Annie leaned over until she was resting halfway against his hip, snuggling up within the limits of propriety while I was in the room. “Yup,” she said. “He really is. Were they alone?”

“Half of a four-person team. One guy, American, was in the van outside, and seemed content to stay there. He said he was doing a lot of the research.”

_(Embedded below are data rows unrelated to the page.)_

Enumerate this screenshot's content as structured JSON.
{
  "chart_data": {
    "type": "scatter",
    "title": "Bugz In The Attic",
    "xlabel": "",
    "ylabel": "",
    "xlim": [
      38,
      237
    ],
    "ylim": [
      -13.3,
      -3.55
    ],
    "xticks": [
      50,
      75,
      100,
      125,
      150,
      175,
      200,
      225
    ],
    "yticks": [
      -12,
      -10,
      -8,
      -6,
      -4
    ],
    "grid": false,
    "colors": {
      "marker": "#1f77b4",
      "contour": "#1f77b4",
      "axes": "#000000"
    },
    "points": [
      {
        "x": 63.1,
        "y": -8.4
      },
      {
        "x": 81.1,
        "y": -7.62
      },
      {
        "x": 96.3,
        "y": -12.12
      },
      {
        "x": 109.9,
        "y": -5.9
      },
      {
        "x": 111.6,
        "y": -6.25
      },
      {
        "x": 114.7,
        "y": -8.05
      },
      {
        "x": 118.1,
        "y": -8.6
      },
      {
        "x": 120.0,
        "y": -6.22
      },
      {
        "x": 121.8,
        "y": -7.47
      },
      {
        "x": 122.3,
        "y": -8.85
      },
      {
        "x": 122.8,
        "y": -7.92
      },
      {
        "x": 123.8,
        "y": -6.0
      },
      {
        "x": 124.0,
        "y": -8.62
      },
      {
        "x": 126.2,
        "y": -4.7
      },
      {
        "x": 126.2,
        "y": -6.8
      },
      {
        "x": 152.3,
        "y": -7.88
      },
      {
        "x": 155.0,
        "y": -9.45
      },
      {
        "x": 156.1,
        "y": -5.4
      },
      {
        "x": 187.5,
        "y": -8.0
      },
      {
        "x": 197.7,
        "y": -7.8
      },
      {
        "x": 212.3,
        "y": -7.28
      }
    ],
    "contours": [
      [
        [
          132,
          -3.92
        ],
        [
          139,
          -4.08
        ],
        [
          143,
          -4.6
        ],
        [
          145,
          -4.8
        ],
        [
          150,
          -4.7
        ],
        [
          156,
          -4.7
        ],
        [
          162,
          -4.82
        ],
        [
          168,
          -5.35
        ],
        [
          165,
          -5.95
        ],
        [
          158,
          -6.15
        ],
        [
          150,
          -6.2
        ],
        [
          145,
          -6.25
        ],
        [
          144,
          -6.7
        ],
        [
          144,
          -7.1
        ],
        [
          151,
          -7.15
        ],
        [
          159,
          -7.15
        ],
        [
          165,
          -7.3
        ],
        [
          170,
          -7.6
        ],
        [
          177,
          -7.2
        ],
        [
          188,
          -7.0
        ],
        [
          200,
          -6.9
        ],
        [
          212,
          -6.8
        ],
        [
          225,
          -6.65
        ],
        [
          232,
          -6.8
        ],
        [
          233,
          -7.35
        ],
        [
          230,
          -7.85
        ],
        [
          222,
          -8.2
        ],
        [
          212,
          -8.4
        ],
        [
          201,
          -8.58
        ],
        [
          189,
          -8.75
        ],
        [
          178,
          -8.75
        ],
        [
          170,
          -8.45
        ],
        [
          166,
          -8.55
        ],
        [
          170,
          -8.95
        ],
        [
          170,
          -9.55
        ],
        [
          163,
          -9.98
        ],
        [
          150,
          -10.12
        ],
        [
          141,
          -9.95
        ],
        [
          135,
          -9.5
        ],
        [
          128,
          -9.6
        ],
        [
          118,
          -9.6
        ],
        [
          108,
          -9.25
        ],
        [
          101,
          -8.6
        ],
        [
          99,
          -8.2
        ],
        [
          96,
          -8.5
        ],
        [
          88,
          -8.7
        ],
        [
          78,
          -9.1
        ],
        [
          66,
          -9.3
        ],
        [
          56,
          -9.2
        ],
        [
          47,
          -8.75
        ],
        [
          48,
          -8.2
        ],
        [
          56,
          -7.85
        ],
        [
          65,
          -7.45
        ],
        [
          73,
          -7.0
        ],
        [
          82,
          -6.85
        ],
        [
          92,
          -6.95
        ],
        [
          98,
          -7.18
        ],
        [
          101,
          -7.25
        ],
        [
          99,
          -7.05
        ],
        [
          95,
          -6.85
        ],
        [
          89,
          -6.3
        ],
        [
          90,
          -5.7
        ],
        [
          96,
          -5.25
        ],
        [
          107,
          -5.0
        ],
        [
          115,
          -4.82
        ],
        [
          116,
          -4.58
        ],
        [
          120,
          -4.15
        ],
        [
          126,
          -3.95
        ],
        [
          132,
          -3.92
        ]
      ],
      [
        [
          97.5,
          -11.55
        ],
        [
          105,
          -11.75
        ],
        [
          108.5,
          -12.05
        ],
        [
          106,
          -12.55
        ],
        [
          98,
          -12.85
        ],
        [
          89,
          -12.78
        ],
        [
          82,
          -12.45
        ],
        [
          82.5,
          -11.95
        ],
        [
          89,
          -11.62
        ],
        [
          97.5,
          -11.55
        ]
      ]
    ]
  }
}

“New recruit, then,” said Annie with confidence. “They’ll have picked him up to provide a local view on things. Can’t hunt ghosts if you don’t know where to look.”

“That matches with what I was assuming,” I said. “He’s about your age, a little socially awkward, a little too willing to be flirted with by a sixteen-year-old girl who says she’s there to toilet-paper his van.”

“You didn’t, ” said Annie, suddenly grinning.

“Hey, it was an excuse that worked when you were a teenager, and I never had the opportunity to get up to that much mischief,” I said. “It worked. It got me into his van, which is where I saw all the ghosts in jars. They’re not in good shape, Annie. Some of them are too far gone to ever be themselves again.”

She swallowed hard, smile fading as she nodded.

“The fourth man is Brazilian, and I don’t know whether he’s a recruit of convenience or a longtime member who got unlucky; I met his sister before I met him, and she’s a midnight beauty. Whether he believes in this hunt or not, he’s in it to find his sister.”

“I guess you’ll know where his loyalties lie when it comes time to put her in a jar,” said Annie, harshly. “Are you going back?”

“I have to. The ghosts need me, and so do your cousins.” I thought of Elsie and Arthur. It was late in Massachusetts, late enough that they were probably done with dinner and snug in their rooms, either sleeping or waiting for me to come back and report on my evening. Either way, I needed to get back to them. “Thanks, Annie. This is really helpful.”

“Well, it’s mutual, because it helps me to know where you are,” she said. “Knock next time, okay?”

“If I have the time, I will,” I promised, and disappeared, throwing myself back across the continent to where my charges were hopefully still waiting for me.